Empresas y finanzas

Europe business activity falls

By Jonathan Cable and Darren Ennis

LONDON/BRUSSELS (Reuters) - Business activity in European countries fell again in March, but the pace of decline slowed as efforts to revive economies took hold and pessimism ebbed after a plan by G20 leaders to kickstart global recovery.

A test of the optimism that followed Thursday's agreement by world leaders on a $1.1 trillion (744.3 billion pound) deal to combat the crisis will come when U.S. unemployment data for March is released later on Friday.

The United States probably continued to bleed jobs at a rapid rate in March, likely pushing up the jobless rate to 8.5 percent.

White House spokesman Robert Gibbs warned on Friday the United States was likely to see another grim jobs report.

"I think it's safe to expect -- without having seen them -- that we'll see additional severe job cuts in America," he said.

U.S. futures pointed to a higher open on Friday, despite forecasts for gloomy jobs data.

Economists have started to see "green shoots" in the U.S. economy after a bleak few months, and the labour market, a lagging indicator, is likely to be one of the last places where an improvement is seen.

In the 16-country euro area, companies also continued to slash jobs to cut costs, driving the Markit Eurozone Composite PMI employment index to a new low of 40.3, down from February's 40.8, a survey showed on Friday.

The euro zone's dominant service sector contracted sharply again in March, but not as rapidly as in February, according to the survey.

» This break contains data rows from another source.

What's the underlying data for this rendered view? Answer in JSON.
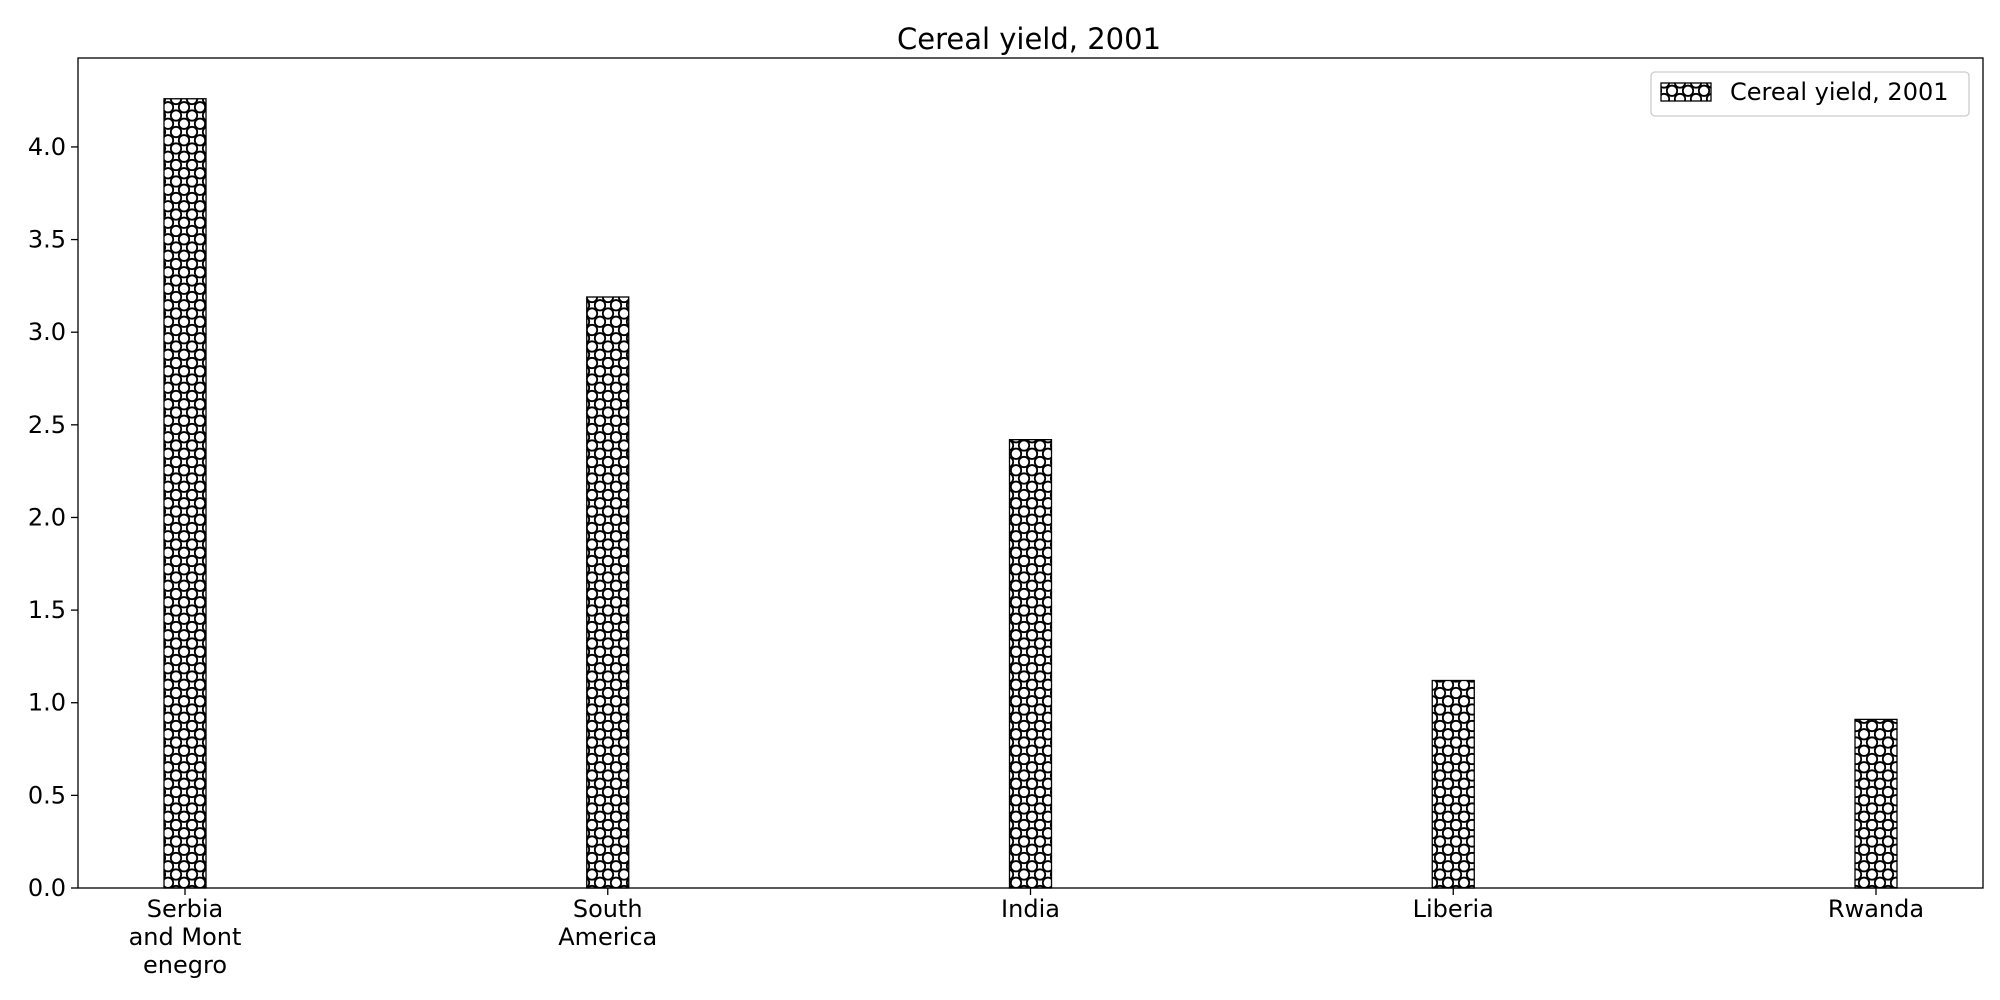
{
  "chart_data": {
    "type": "bar",
    "title": "Cereal yield, 2001",
    "xlabel": "",
    "ylabel": "",
    "categories": [
      "Serbia and Montenegro",
      "South America",
      "India",
      "Liberia",
      "Rwanda"
    ],
    "category_tick_labels": [
      [
        "Serbia",
        "and Mont",
        "enegro"
      ],
      [
        "South",
        "America"
      ],
      [
        "India"
      ],
      [
        "Liberia"
      ],
      [
        "Rwanda"
      ]
    ],
    "series": [
      {
        "name": "Cereal yield, 2001",
        "values": [
          4.26,
          3.19,
          2.42,
          1.12,
          0.91
        ]
      }
    ],
    "ylim": [
      0,
      4.48
    ],
    "yticks": [
      0.0,
      0.5,
      1.0,
      1.5,
      2.0,
      2.5,
      3.0,
      3.5,
      4.0
    ],
    "ytick_labels": [
      "0.0",
      "0.5",
      "1.0",
      "1.5",
      "2.0",
      "2.5",
      "3.0",
      "3.5",
      "4.0"
    ],
    "grid": false,
    "legend_position": "top-right",
    "bar_fill": "#ffffff",
    "bar_edge": "#000000",
    "bar_hatch": "circles"
  }
}
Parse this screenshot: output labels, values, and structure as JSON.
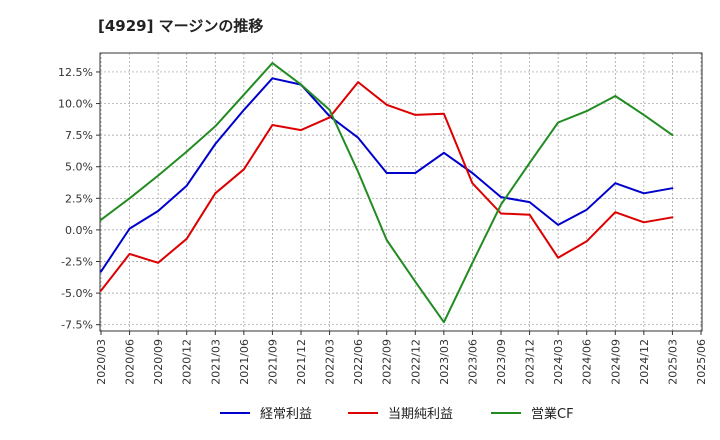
{
  "title": "[4929]  マージンの推移",
  "chart_data": {
    "type": "line",
    "title": "[4929]  マージンの推移",
    "xlabel": "",
    "ylabel": "",
    "categories": [
      "2020/03",
      "2020/06",
      "2020/09",
      "2020/12",
      "2021/03",
      "2021/06",
      "2021/09",
      "2021/12",
      "2022/03",
      "2022/06",
      "2022/09",
      "2022/12",
      "2023/03",
      "2023/06",
      "2023/09",
      "2023/12",
      "2024/03",
      "2024/06",
      "2024/09",
      "2024/12",
      "2025/03",
      "2025/06"
    ],
    "ylim": [
      -8.0,
      14.0
    ],
    "yticks": [
      -7.5,
      -5.0,
      -2.5,
      0.0,
      2.5,
      5.0,
      7.5,
      10.0,
      12.5
    ],
    "ytick_labels": [
      "-7.5%",
      "-5.0%",
      "-2.5%",
      "0.0%",
      "2.5%",
      "5.0%",
      "7.5%",
      "10.0%",
      "12.5%"
    ],
    "grid": true,
    "legend_position": "bottom",
    "series": [
      {
        "name": "経常利益",
        "color": "#0000cc",
        "values": [
          -3.3,
          0.1,
          1.5,
          3.5,
          6.8,
          9.5,
          12.0,
          11.5,
          9.0,
          7.3,
          4.5,
          4.5,
          6.1,
          4.5,
          2.6,
          2.2,
          0.4,
          1.6,
          3.7,
          2.9,
          3.3,
          null
        ]
      },
      {
        "name": "当期純利益",
        "color": "#dd0000",
        "values": [
          -4.8,
          -1.9,
          -2.6,
          -0.7,
          2.9,
          4.8,
          8.3,
          7.9,
          8.9,
          11.7,
          9.9,
          9.1,
          9.2,
          3.7,
          1.3,
          1.2,
          -2.2,
          -0.9,
          1.4,
          0.6,
          1.0,
          null
        ]
      },
      {
        "name": "営業CF",
        "color": "#228b22",
        "values": [
          0.8,
          2.5,
          4.3,
          6.2,
          8.2,
          10.7,
          13.2,
          11.5,
          9.5,
          4.6,
          -0.8,
          -4.1,
          -7.3,
          -2.6,
          2.0,
          5.3,
          8.5,
          9.4,
          10.6,
          9.1,
          7.5,
          null
        ]
      }
    ]
  }
}
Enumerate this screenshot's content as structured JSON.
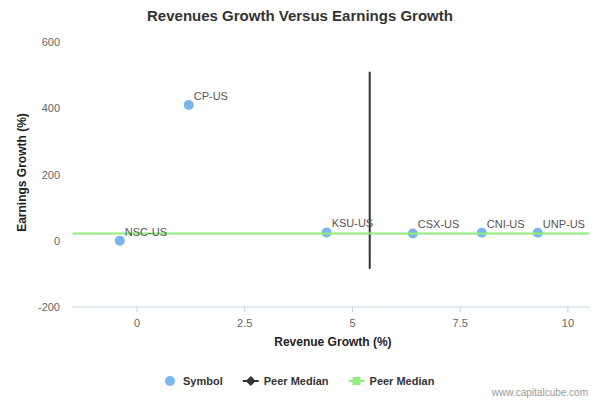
{
  "chart_data": {
    "type": "scatter",
    "title": "Revenues Growth Versus Earnings Growth",
    "x_label": "Revenue Growth (%)",
    "y_label": "Earnings Growth (%)",
    "xlim": [
      -1.5,
      10.5
    ],
    "xticks": [
      0,
      2.5,
      5,
      7.5,
      10
    ],
    "ylim": [
      -200,
      600
    ],
    "yticks": [
      -200,
      0,
      200,
      400,
      600
    ],
    "grid": false,
    "legend": "bottom",
    "annotations": [
      "www.capitalcube.com"
    ],
    "series": [
      {
        "name": "Symbol",
        "type": "scatter",
        "marker": "circle",
        "color": "#7cb5ec",
        "x": [
          -0.4,
          1.2,
          4.4,
          6.4,
          8.0,
          9.3
        ],
        "values": [
          0,
          410,
          25,
          22,
          24,
          24
        ],
        "labels": [
          "NSC-US",
          "CP-US",
          "KSU-US",
          "CSX-US",
          "CNI-US",
          "UNP-US"
        ]
      },
      {
        "name": "Peer Median",
        "type": "line",
        "marker": "diamond",
        "color": "#333333",
        "x": [
          5.4,
          5.4
        ],
        "values": [
          -85,
          510
        ]
      },
      {
        "name": "Peer Median",
        "type": "line",
        "marker": "square",
        "color": "#90ed7d",
        "x": [
          -1.5,
          10.5
        ],
        "values": [
          22,
          22
        ]
      }
    ]
  }
}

"With the rate of decline easing in the final month of Q1, and confidence improving to the highest since Lehman's collapse, there are signs that we may be over the worst," said Chris Williamson at data provider Markit.

EXPECTATIONS

Services business expectations also jumped sharply to a six-month high in March, the survey showed.

France and Italy saw optimism for the year ahead hitting six-month highs while it also picked up to a three-month high in Spain. But German companies remained downbeat on the 12-month outlook, growing more pessimistic.

"Overall, pretty optimistic that the euro area economy's recovery is closer and we can start to argue that the recovery will take place by the beginning of next year," Silvio Peruzzo at RBS said.

European Central Bank Governing Council member Nout Wellink also saw the chance of a pickup, in 2010. Traders cited anxiety ahead of the U.S. jobs data.

Asian stocks rose for a fourth straight day as perceptions of a coordinated global policy response grew after the G20 summit.

The leaders of the world's richest and biggest economies, which account for more than 80 percent of world trade, also agreed to tighten rules on tax havens, hedge funds and credit rating agencies.

The measures agreed would raise world output by 4 percent by the end of 2010, they said, although they were hazy on the amount of stimulus spending to date, with estimates ranging between $2 trillion and $5 trillion.

World Trade Organisation head Pascal Lamy welcomed G20 consensus to avoid protectionism and an agreement to support global trade flow.

"It is a very positive response," Lamy said. "Implementation now is something we will be watching."